Oncology

Krüger, Achim

Structure-function analysis and cell-signaling of metastasis-promoting multi-functional protease inhibitors

Proteases and their natural inhibitors control virtually all processes of life by controlling and remodeling the proteins in the microenvironment of any cell, its receptors, as well as growth factors. Imbalance of proteases and protease inhibitors promotes detrimental inflammatory processes during infections, tumor growth, and cancer metastasis.

We study the non-canonical function of Tissue-inhibitors of metalloproteinases (TIMPs), namely their newly-discovered potential to act, unexpectedly, as a cell signaling-inducing cytokine, which triggers pro-inflammatory function in immune cells as well as other organ-resident cells.

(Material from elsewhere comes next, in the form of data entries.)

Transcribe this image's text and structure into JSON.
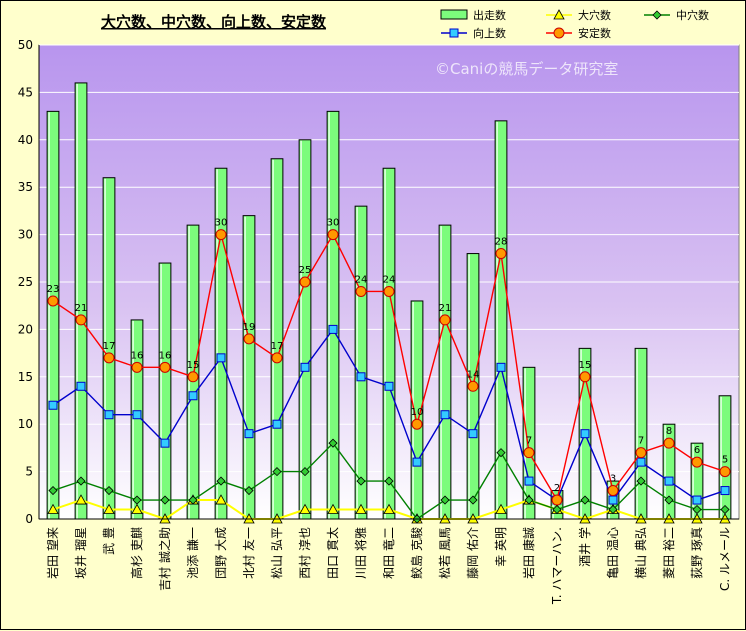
{
  "chart_data": {
    "type": "bar",
    "title": "大穴数、中穴数、向上数、安定数",
    "watermark": "©Caniの競馬データ研究室",
    "ylim": [
      0,
      50
    ],
    "y_ticks": [
      0,
      5,
      10,
      15,
      20,
      25,
      30,
      35,
      40,
      45,
      50
    ],
    "categories": [
      "岩田 望来",
      "坂井 瑠星",
      "武 豊",
      "高杉 吏麒",
      "吉村 誠之助",
      "池添 謙一",
      "団野 大成",
      "北村 友一",
      "松山 弘平",
      "西村 淳也",
      "田口 貫太",
      "川田 将雅",
      "和田 竜二",
      "鮫島 克駿",
      "松若 風馬",
      "藤岡 佑介",
      "幸 英明",
      "岩田 康誠",
      "T. ハマーハン.",
      "酒井 学",
      "亀田 温心",
      "横山 典弘",
      "菱田 裕二",
      "荻野 琢真",
      "C. ルメール"
    ],
    "series": [
      {
        "name": "出走数",
        "type": "bar",
        "color": "#7cfc7c",
        "values": [
          43,
          46,
          36,
          21,
          27,
          31,
          37,
          32,
          38,
          40,
          43,
          33,
          37,
          23,
          31,
          28,
          42,
          16,
          3,
          18,
          4,
          18,
          10,
          8,
          13
        ]
      },
      {
        "name": "大穴数",
        "type": "line",
        "color": "#ffff00",
        "values": [
          1,
          2,
          1,
          1,
          0,
          2,
          2,
          0,
          0,
          1,
          1,
          1,
          1,
          0,
          0,
          0,
          1,
          2,
          1,
          0,
          1,
          0,
          0,
          0,
          0
        ]
      },
      {
        "name": "中穴数",
        "type": "line",
        "color": "#008000",
        "values": [
          3,
          4,
          3,
          2,
          2,
          2,
          4,
          3,
          5,
          5,
          8,
          4,
          4,
          0,
          2,
          2,
          7,
          2,
          1,
          2,
          1,
          4,
          2,
          1,
          1
        ]
      },
      {
        "name": "向上数",
        "type": "line",
        "color": "#0000cc",
        "values": [
          12,
          14,
          11,
          11,
          8,
          13,
          17,
          9,
          10,
          16,
          20,
          15,
          14,
          6,
          11,
          9,
          16,
          4,
          2,
          9,
          2,
          6,
          4,
          2,
          3
        ]
      },
      {
        "name": "安定数",
        "type": "line",
        "color": "#ff0000",
        "values": [
          23,
          21,
          17,
          16,
          16,
          15,
          30,
          19,
          17,
          25,
          30,
          24,
          24,
          10,
          21,
          14,
          28,
          7,
          2,
          15,
          3,
          7,
          8,
          6,
          5
        ]
      }
    ],
    "data_labels_series": "安定数",
    "legend": {
      "position": "top-right",
      "items": [
        "出走数",
        "大穴数",
        "中穴数",
        "向上数",
        "安定数"
      ]
    },
    "plot_background": "#c8a8f0",
    "grid": {
      "horizontal": true,
      "color": "#ffffff"
    }
  }
}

We have identified the multi-functionality of TIMP-1 and could thereby explain the paradox that TIMP-1 correlates with bad prognosis of many diseases, although its canonical anti-proteolytic activity had led to the prediction that TIMP-1 should inhibit them.

We employ a wide spectrum of technologies encompassing all aspects of molecular cloning/genetic engineering, expression-vector design, biochemistry, cell culture including functional cell-assays, metabolic assays, protein-design and purification, flow-cytometry, histology, in silico-modeling, statistical analyses etc. in order to explore new structure-function relationships between TIMPs and their receptors, which we also identify in the process.

Through cooperation with colleagues in the clinic we constantly validate our data with material from the clinic towards a transfer of new knowledge from bench to the bedside.

Selected publications from our group:

  • Schoeps, B., C. Eckfeld, O. Prokopchuk, J.P. Böttcher, D. Häußler, K. Steiger, I.E. Demir, P. Knolle, O. Soehnlein, D.E. Jenne, C.D. Hermann, A. Krüger. 2021. Identification of TIMP-1 as a trigger of neutrophil extracellular trap formation in pancreatic cancer. Cancer Res, in press
  • Prokopchuk, O., C.D. Hermann, B. Schoeps, U. Nitsche, O.L. Prokopchuk, P. Knolle, H. Friess, M.E. Martignoni, A. Krüger. 2021. A novel tissue inhibitor of metalloproteinases-1/liver/cachexia score predicts prognosis of gastrointestinal cancer patients. J Cachexia Sarcopenia Muscle 12 : 378-392.
  • Eckfeld, C., D. Häußler, B. Schoeps, C.D. Hermann, A. Krüger. 2019. Functional disparities within the TIMP family in cancer: hints from molecular divergence.  Cancer Metastasis Rev 38 : 469-481.
  • Grünwald, B., B. Schoeps, A. Krüger. 2019. Recognizing the molecular multifunctionality and interactome of TIMP-1. Trends Cell Biol 29 : 6-19.
  • Grünwald, B., V. Harant, S. Schaten, M. Frühschütz, R. Spallek, B. Hoechst, K. Stutzer, S. Berchtold, M. Erkan, O. Prokopchuk, M. Martignoni, I. Esposito, M. Heikenwaelder, A. Gupta, J. Siveke, P. Saftig, P.A. Knolle, D. Wohlleber, A. Krüger, 2016. Pancreatic pre-malignant lesions secrete TIMP1, which activates hepatic stellate cells via CD63 signaling to create a pre-metastatic niche in the liver. Gastroenterology 151 : 1011-1024.
  • Seubert, B., B. Grünwald, J. Kobuch, H. Cui, F. Schelter, S. Schaten, J.T. Siveke, N.H. Lim, H. Nagase, N. Simonavicius, M. Heikenwalder, T. Reinheckel, J.P. Sleeman, K.P. Janssen, P. Knolle, A. Krüger. 2015. TIMP-1 creates a pre-metastatic niche in the liver through SDF-1/CXCR4-dependent neutrophil recruitment in mice. Hepatology 61 : 238-248.
  • Cui, H., B. Seubert, E. Stahl, H. Dietz, U. Reuning, L. Moreno-Leon, M. Ilie, H. Nagase, B. Mari, A. Krüger. 2015. Tissue inhibitor of metalloproteinases-1 induces a pro-tumorigenic increase of miR-210 in lung adenocarcinoma cells and their exosomes. Oncogene 34 : 3640-3650.

- Schelter, F., M. Gerg, B. Halbgewachs, S. Schaten, A. Görlach, F. Schrötzlmair, A. Krüger. 2010. Identification of a survival-independent metastasis-enhancing role of hypoxia-inducible factor 1 α with a hypoxia-tolerant tumor cell line. J Biol Chem 285 : 26182-26189.